A Smile of Reassurance
I’ve admired the blue Texas sky since I was a little girl. The most delightful and marvelous ones arrive in the summer, and the day Aaron died was no exception. I welcomed it’s allure on the drive home from the hospital, and is one of the details I don’t mind recalling. Sitting at the stoplight, my eyes searched for a place to rest among the shades of blue. For a moment, I gazed at the car to my left. The couple inside were laughing and smiling, and I was nauseous with despair. The woman glanced at me for a moment, and smiled. In a unfortunately memorable day, this exchange was invaluable.
Though each day with him was memorable, August 6th and December 3rd hold significance. Today, 2 years ago, we celebrated for first time as Mr. & Mrs. Benek, toasting to a “beautiful, fulling marriage”. Our time together was just that, and yet, we would never spend an anniversary together.
The Search Resumes
Today, I find myself searching again for that smile of reassurance. While the second year post-loss seems less harrowing, it is considerably lonelier than the first. The help and encouragement I received from others provided the optimism I needed in the first few weeks. But, in a unfortunately common occurrence, there was less support after the memorial, at a time when I would need it the most.

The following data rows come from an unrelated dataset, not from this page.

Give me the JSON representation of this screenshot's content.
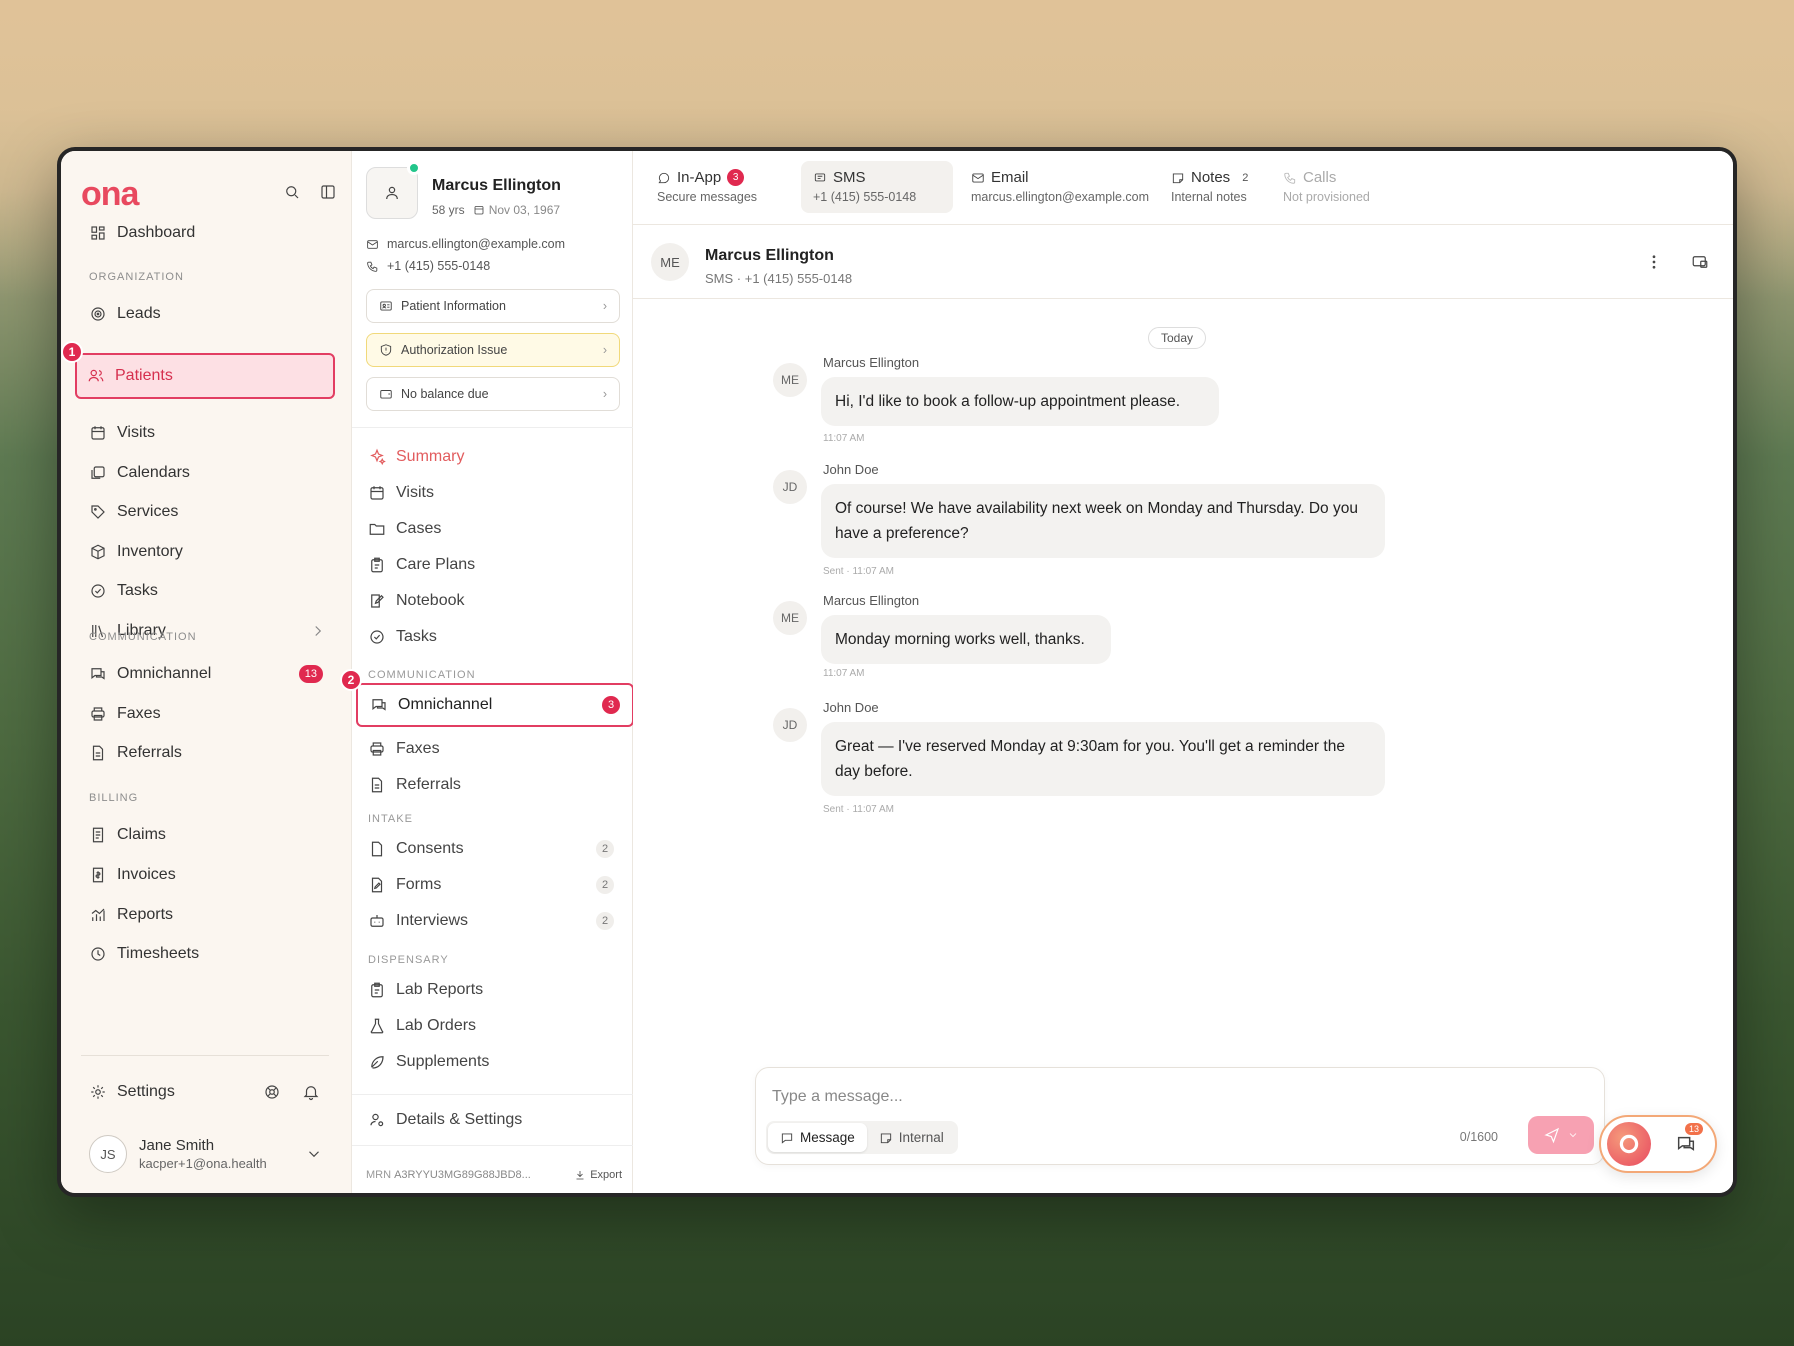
{
  "app": {
    "logo": "ona"
  },
  "sidebar": {
    "items": [
      {
        "label": "Dashboard"
      },
      {
        "label": "Leads"
      },
      {
        "label": "Patients"
      },
      {
        "label": "Visits"
      },
      {
        "label": "Calendars"
      },
      {
        "label": "Services"
      },
      {
        "label": "Inventory"
      },
      {
        "label": "Tasks"
      },
      {
        "label": "Library"
      },
      {
        "label": "Omnichannel",
        "badge": "13"
      },
      {
        "label": "Faxes"
      },
      {
        "label": "Referrals"
      },
      {
        "label": "Claims"
      },
      {
        "label": "Invoices"
      },
      {
        "label": "Reports"
      },
      {
        "label": "Timesheets"
      }
    ],
    "sections": {
      "organization": "ORGANIZATION",
      "communication": "COMMUNICATION",
      "billing": "BILLING"
    },
    "settings_label": "Settings",
    "user": {
      "initials": "JS",
      "name": "Jane Smith",
      "email": "kacper+1@ona.health"
    },
    "step_markers": [
      "1",
      "2"
    ]
  },
  "patient": {
    "name": "Marcus Ellington",
    "age": "58 yrs",
    "dob": "Nov 03, 1967",
    "email": "marcus.ellington@example.com",
    "phone": "+1 (415) 555-0148",
    "buttons": {
      "info": "Patient Information",
      "auth": "Authorization Issue",
      "balance": "No balance due"
    },
    "nav": {
      "summary": "Summary",
      "visits": "Visits",
      "cases": "Cases",
      "care_plans": "Care Plans",
      "notebook": "Notebook",
      "tasks": "Tasks",
      "communication_section": "COMMUNICATION",
      "omnichannel": "Omnichannel",
      "omnichannel_count": "3",
      "faxes": "Faxes",
      "referrals": "Referrals",
      "intake_section": "INTAKE",
      "consents": "Consents",
      "consents_count": "2",
      "forms": "Forms",
      "forms_count": "2",
      "interviews": "Interviews",
      "interviews_count": "2",
      "dispensary_section": "DISPENSARY",
      "lab_reports": "Lab Reports",
      "lab_orders": "Lab Orders",
      "supplements": "Supplements",
      "details": "Details & Settings"
    },
    "mrn_label": "MRN",
    "mrn": "A3RYYU3MG89G88JBD8...",
    "export": "Export"
  },
  "channels": [
    {
      "name": "In-App",
      "sub": "Secure messages",
      "badge": "3"
    },
    {
      "name": "SMS",
      "sub": "+1 (415) 555-0148"
    },
    {
      "name": "Email",
      "sub": "marcus.ellington@example.com"
    },
    {
      "name": "Notes",
      "sub": "Internal notes",
      "count": "2"
    },
    {
      "name": "Calls",
      "sub": "Not provisioned"
    }
  ],
  "conversation": {
    "initials": "ME",
    "name": "Marcus Ellington",
    "sub": "SMS · +1 (415) 555-0148",
    "day_label": "Today",
    "messages": [
      {
        "initials": "ME",
        "sender": "Marcus Ellington",
        "text": "Hi, I'd like to book a follow-up appointment please.",
        "time": "11:07 AM"
      },
      {
        "initials": "JD",
        "sender": "John Doe",
        "text": "Of course! We have availability next week on Monday and Thursday. Do you have a preference?",
        "time": "Sent · 11:07 AM"
      },
      {
        "initials": "ME",
        "sender": "Marcus Ellington",
        "text": "Monday morning works well, thanks.",
        "time": "11:07 AM"
      },
      {
        "initials": "JD",
        "sender": "John Doe",
        "text": "Great — I've reserved Monday at 9:30am for you. You'll get a reminder the day before.",
        "time": "Sent · 11:07 AM"
      }
    ]
  },
  "composer": {
    "placeholder": "Type a message...",
    "mode_message": "Message",
    "mode_internal": "Internal",
    "char_count": "0/1600"
  },
  "fab": {
    "badge": "13"
  },
  "colors": {
    "accent": "#e0294f",
    "brand": "#e8495f",
    "brand_alt": "#f2714a"
  }
}
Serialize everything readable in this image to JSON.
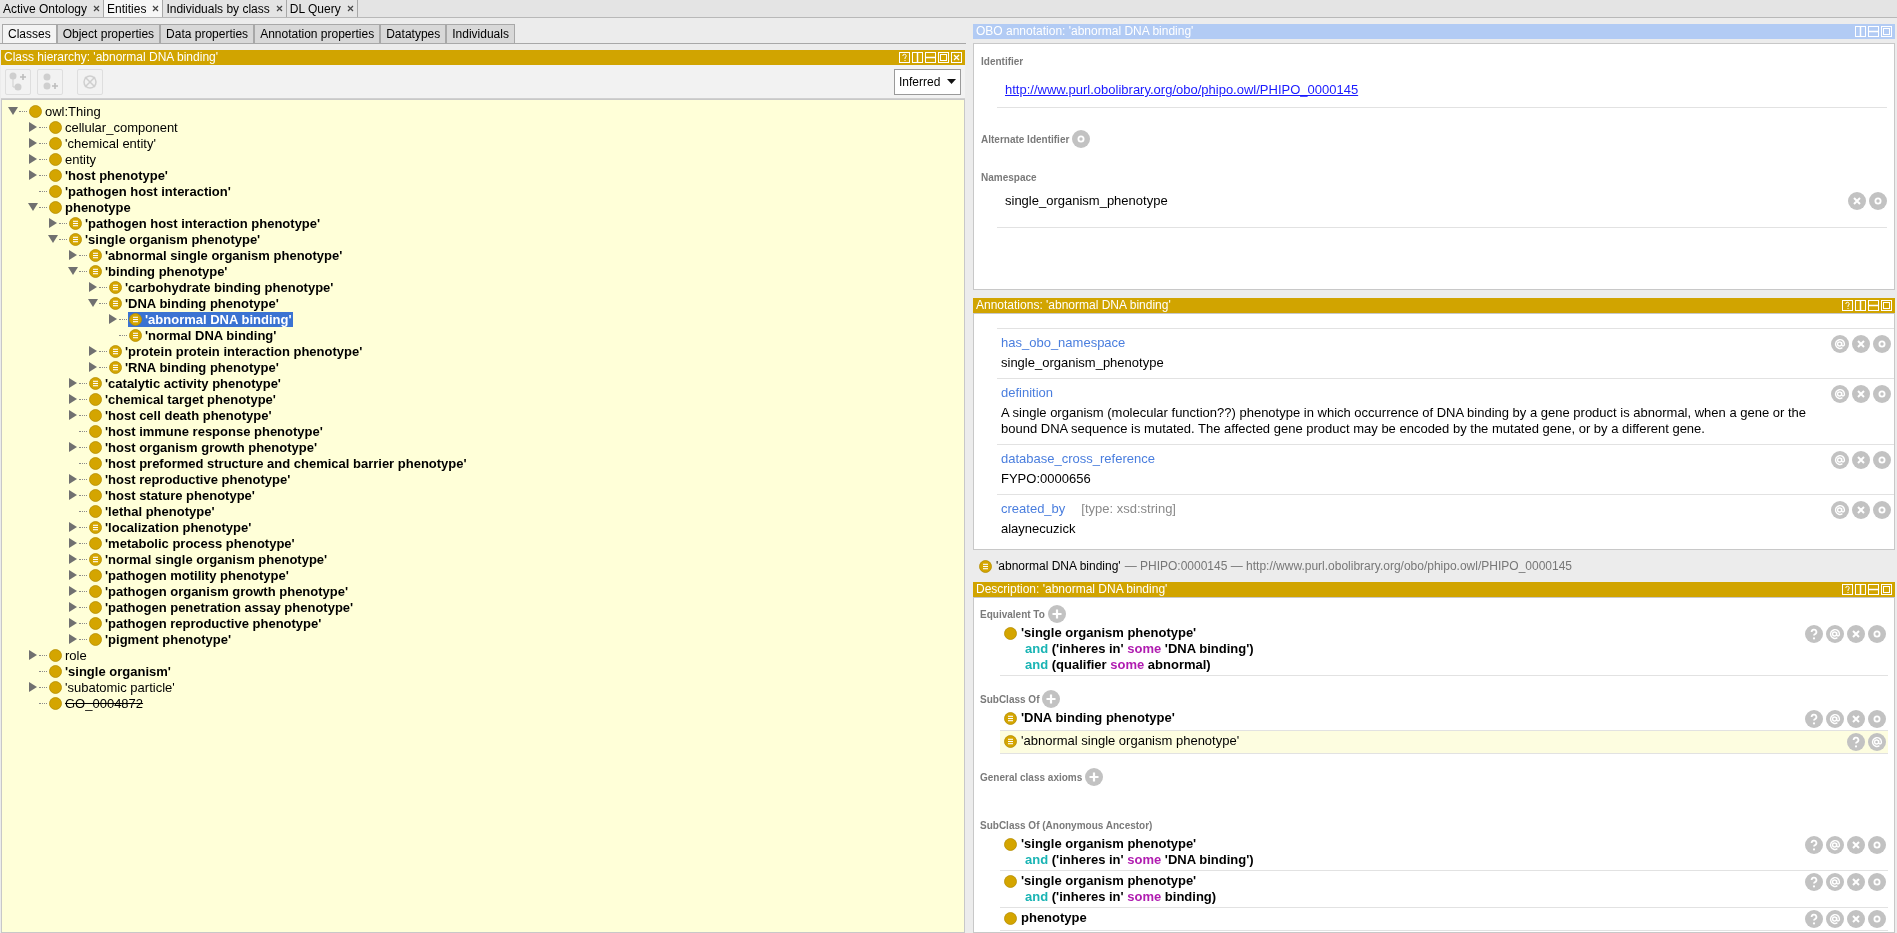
{
  "tabs": [
    {
      "label": "Active Ontology",
      "selected": false
    },
    {
      "label": "Entities",
      "selected": true
    },
    {
      "label": "Individuals by class",
      "selected": false
    },
    {
      "label": "DL Query",
      "selected": false
    }
  ],
  "entity_tabs": [
    {
      "label": "Classes",
      "selected": true
    },
    {
      "label": "Object properties",
      "selected": false
    },
    {
      "label": "Data properties",
      "selected": false
    },
    {
      "label": "Annotation properties",
      "selected": false
    },
    {
      "label": "Datatypes",
      "selected": false
    },
    {
      "label": "Individuals",
      "selected": false
    }
  ],
  "class_hierarchy": {
    "title": "Class hierarchy: 'abnormal DNA binding'",
    "mode": "Inferred",
    "tree": [
      {
        "label": "owl:Thing",
        "expanded": true,
        "bold": false,
        "defined": false,
        "selected": false,
        "deprecated": false,
        "children": [
          {
            "label": "cellular_component",
            "expanded": false,
            "bold": false,
            "defined": false,
            "selected": false,
            "deprecated": false
          },
          {
            "label": "'chemical entity'",
            "expanded": false,
            "bold": false,
            "defined": false,
            "selected": false,
            "deprecated": false
          },
          {
            "label": "entity",
            "expanded": false,
            "bold": false,
            "defined": false,
            "selected": false,
            "deprecated": false
          },
          {
            "label": "'host phenotype'",
            "expanded": false,
            "bold": true,
            "defined": false,
            "selected": false,
            "deprecated": false
          },
          {
            "label": "'pathogen host interaction'",
            "bold": true,
            "defined": false,
            "selected": false,
            "deprecated": false
          },
          {
            "label": "phenotype",
            "expanded": true,
            "bold": true,
            "defined": false,
            "selected": false,
            "deprecated": false,
            "children": [
              {
                "label": "'pathogen host interaction phenotype'",
                "expanded": false,
                "bold": true,
                "defined": true,
                "selected": false,
                "deprecated": false
              },
              {
                "label": "'single organism phenotype'",
                "expanded": true,
                "bold": true,
                "defined": true,
                "selected": false,
                "deprecated": false,
                "children": [
                  {
                    "label": "'abnormal single organism phenotype'",
                    "expanded": false,
                    "bold": true,
                    "defined": true,
                    "selected": false,
                    "deprecated": false
                  },
                  {
                    "label": "'binding phenotype'",
                    "expanded": true,
                    "bold": true,
                    "defined": true,
                    "selected": false,
                    "deprecated": false,
                    "children": [
                      {
                        "label": "'carbohydrate binding phenotype'",
                        "expanded": false,
                        "bold": true,
                        "defined": true,
                        "selected": false,
                        "deprecated": false
                      },
                      {
                        "label": "'DNA binding phenotype'",
                        "expanded": true,
                        "bold": true,
                        "defined": true,
                        "selected": false,
                        "deprecated": false,
                        "children": [
                          {
                            "label": "'abnormal DNA binding'",
                            "expanded": false,
                            "bold": true,
                            "defined": true,
                            "selected": true,
                            "deprecated": false
                          },
                          {
                            "label": "'normal DNA binding'",
                            "bold": true,
                            "defined": true,
                            "selected": false,
                            "deprecated": false
                          }
                        ]
                      },
                      {
                        "label": "'protein protein interaction phenotype'",
                        "expanded": false,
                        "bold": true,
                        "defined": true,
                        "selected": false,
                        "deprecated": false
                      },
                      {
                        "label": "'RNA binding phenotype'",
                        "expanded": false,
                        "bold": true,
                        "defined": true,
                        "selected": false,
                        "deprecated": false
                      }
                    ]
                  },
                  {
                    "label": "'catalytic activity phenotype'",
                    "expanded": false,
                    "bold": true,
                    "defined": true,
                    "selected": false,
                    "deprecated": false
                  },
                  {
                    "label": "'chemical target phenotype'",
                    "expanded": false,
                    "bold": true,
                    "defined": false,
                    "selected": false,
                    "deprecated": false
                  },
                  {
                    "label": "'host cell death phenotype'",
                    "expanded": false,
                    "bold": true,
                    "defined": false,
                    "selected": false,
                    "deprecated": false
                  },
                  {
                    "label": "'host immune response phenotype'",
                    "bold": true,
                    "defined": false,
                    "selected": false,
                    "deprecated": false
                  },
                  {
                    "label": "'host organism growth phenotype'",
                    "expanded": false,
                    "bold": true,
                    "defined": false,
                    "selected": false,
                    "deprecated": false
                  },
                  {
                    "label": "'host preformed structure and chemical barrier phenotype'",
                    "bold": true,
                    "defined": false,
                    "selected": false,
                    "deprecated": false
                  },
                  {
                    "label": "'host reproductive phenotype'",
                    "expanded": false,
                    "bold": true,
                    "defined": false,
                    "selected": false,
                    "deprecated": false
                  },
                  {
                    "label": "'host stature phenotype'",
                    "expanded": false,
                    "bold": true,
                    "defined": false,
                    "selected": false,
                    "deprecated": false
                  },
                  {
                    "label": "'lethal phenotype'",
                    "bold": true,
                    "defined": false,
                    "selected": false,
                    "deprecated": false
                  },
                  {
                    "label": "'localization phenotype'",
                    "expanded": false,
                    "bold": true,
                    "defined": true,
                    "selected": false,
                    "deprecated": false
                  },
                  {
                    "label": "'metabolic process phenotype'",
                    "expanded": false,
                    "bold": true,
                    "defined": false,
                    "selected": false,
                    "deprecated": false
                  },
                  {
                    "label": "'normal single organism phenotype'",
                    "expanded": false,
                    "bold": true,
                    "defined": true,
                    "selected": false,
                    "deprecated": false
                  },
                  {
                    "label": "'pathogen motility phenotype'",
                    "expanded": false,
                    "bold": true,
                    "defined": false,
                    "selected": false,
                    "deprecated": false
                  },
                  {
                    "label": "'pathogen organism growth phenotype'",
                    "expanded": false,
                    "bold": true,
                    "defined": false,
                    "selected": false,
                    "deprecated": false
                  },
                  {
                    "label": "'pathogen penetration assay phenotype'",
                    "expanded": false,
                    "bold": true,
                    "defined": false,
                    "selected": false,
                    "deprecated": false
                  },
                  {
                    "label": "'pathogen reproductive phenotype'",
                    "expanded": false,
                    "bold": true,
                    "defined": false,
                    "selected": false,
                    "deprecated": false
                  },
                  {
                    "label": "'pigment phenotype'",
                    "expanded": false,
                    "bold": true,
                    "defined": false,
                    "selected": false,
                    "deprecated": false
                  }
                ]
              }
            ]
          },
          {
            "label": "role",
            "expanded": false,
            "bold": false,
            "defined": false,
            "selected": false,
            "deprecated": false
          },
          {
            "label": "'single organism'",
            "bold": true,
            "defined": false,
            "selected": false,
            "deprecated": false
          },
          {
            "label": "'subatomic particle'",
            "expanded": false,
            "bold": false,
            "defined": false,
            "selected": false,
            "deprecated": false
          },
          {
            "label": "GO_0004872",
            "bold": false,
            "defined": false,
            "selected": false,
            "deprecated": true
          }
        ]
      }
    ]
  },
  "obo_annotation": {
    "title": "OBO annotation: 'abnormal DNA binding'",
    "identifier_label": "Identifier",
    "identifier": "http://www.purl.obolibrary.org/obo/phipo.owl/PHIPO_0000145",
    "alternate_label": "Alternate Identifier",
    "namespace_label": "Namespace",
    "namespace": "single_organism_phenotype"
  },
  "annotations": {
    "title": "Annotations: 'abnormal DNA binding'",
    "rows": [
      {
        "property": "has_obo_namespace",
        "value": "single_organism_phenotype"
      },
      {
        "property": "definition",
        "value": "A single organism (molecular function??) phenotype in which occurrence of DNA binding by a gene product is abnormal, when a gene or the bound DNA sequence is mutated. The affected gene product may be encoded by the mutated gene, or by a different gene."
      },
      {
        "property": "database_cross_reference",
        "value": "FYPO:0000656"
      },
      {
        "property": "created_by",
        "type": "[type: xsd:string]",
        "value": "alaynecuzick"
      }
    ]
  },
  "entity_status": {
    "defined": true,
    "name": "'abnormal DNA binding'",
    "details": "— PHIPO:0000145 — http://www.purl.obolibrary.org/obo/phipo.owl/PHIPO_0000145"
  },
  "description": {
    "title": "Description: 'abnormal DNA binding'",
    "sections": [
      {
        "label": "Equivalent To",
        "addable": true,
        "entries": [
          {
            "defined": false,
            "inherited": false,
            "lines": [
              [
                {
                  "text": "'single organism phenotype'",
                  "kind": "plain"
                }
              ],
              [
                {
                  "text": "and",
                  "kind": "keyword"
                },
                {
                  "text": " ('inheres in' ",
                  "kind": "plain"
                },
                {
                  "text": "some",
                  "kind": "quantifier"
                },
                {
                  "text": " 'DNA binding')",
                  "kind": "plain"
                }
              ],
              [
                {
                  "text": "and",
                  "kind": "keyword"
                },
                {
                  "text": " (qualifier ",
                  "kind": "plain"
                },
                {
                  "text": "some",
                  "kind": "quantifier"
                },
                {
                  "text": " abnormal)",
                  "kind": "plain"
                }
              ]
            ]
          }
        ]
      },
      {
        "label": "SubClass Of",
        "addable": true,
        "entries": [
          {
            "defined": true,
            "inherited": false,
            "lines": [
              [
                {
                  "text": "'DNA binding phenotype'",
                  "kind": "plain"
                }
              ]
            ]
          },
          {
            "defined": true,
            "inherited": true,
            "lines": [
              [
                {
                  "text": "'abnormal single organism phenotype'",
                  "kind": "plain"
                }
              ]
            ]
          }
        ]
      },
      {
        "label": "General class axioms",
        "addable": true
      },
      {
        "label": "SubClass Of (Anonymous Ancestor)",
        "addable": false,
        "entries": [
          {
            "defined": false,
            "inherited": false,
            "lines": [
              [
                {
                  "text": "'single organism phenotype'",
                  "kind": "plain"
                }
              ],
              [
                {
                  "text": "and",
                  "kind": "keyword"
                },
                {
                  "text": " ('inheres in' ",
                  "kind": "plain"
                },
                {
                  "text": "some",
                  "kind": "quantifier"
                },
                {
                  "text": " 'DNA binding')",
                  "kind": "plain"
                }
              ]
            ]
          },
          {
            "defined": false,
            "inherited": false,
            "lines": [
              [
                {
                  "text": "'single organism phenotype'",
                  "kind": "plain"
                }
              ],
              [
                {
                  "text": "and",
                  "kind": "keyword"
                },
                {
                  "text": " ('inheres in' ",
                  "kind": "plain"
                },
                {
                  "text": "some",
                  "kind": "quantifier"
                },
                {
                  "text": " binding)",
                  "kind": "plain"
                }
              ]
            ]
          },
          {
            "defined": false,
            "inherited": false,
            "lines": [
              [
                {
                  "text": "phenotype",
                  "kind": "plain"
                }
              ]
            ]
          }
        ]
      }
    ]
  }
}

In the following weeks, my oldest son received a dual-diagnosis – Autism (PDD), and ADHD. All the while, my 3 year old continued to fall by the wayside. His special-needs brother, infant sister, and deceased step-father depleted my energy before it could reach him. It is an agonizing admission, but true, nonetheless.
Solitude and The Old Astronomer
As my children grow and probate responsibilities end, his absence and the silence become more obvious with each day that passes. Nights remained sleepless and isolated – a by-product of our memories, my thoughts, and our one year-old daughter. The lack of reassurance I desperately needed only exacerbating the insomnia. Every night I repeated the same pattern – until one quiet, solitary night I came across an excerpt of “The Old Astronomer”, a poem by Sarah Williams.
“Though my soul may set in darkness, it will rise in perfect light;
I have loved the stars too truly to be fearful of the night.”
Even though darkness invaded our lives, it was not too late to let the light back in. And though Aaron’s death came with unimaginable suffering, it could not overshadow a love I never imagined. While I found Joy and laughter sparingly at first, they are now a daily occurrence. I still grasp for the fragments and pieces that remain, but only to protect my memories, instead of momentarily trading my new life for the old one. The melancholy grocery-store thoughts come less often. And, the echoing silence in my head, and home are no longer a reminder that he is gone, but a statement to how full he made our lives before.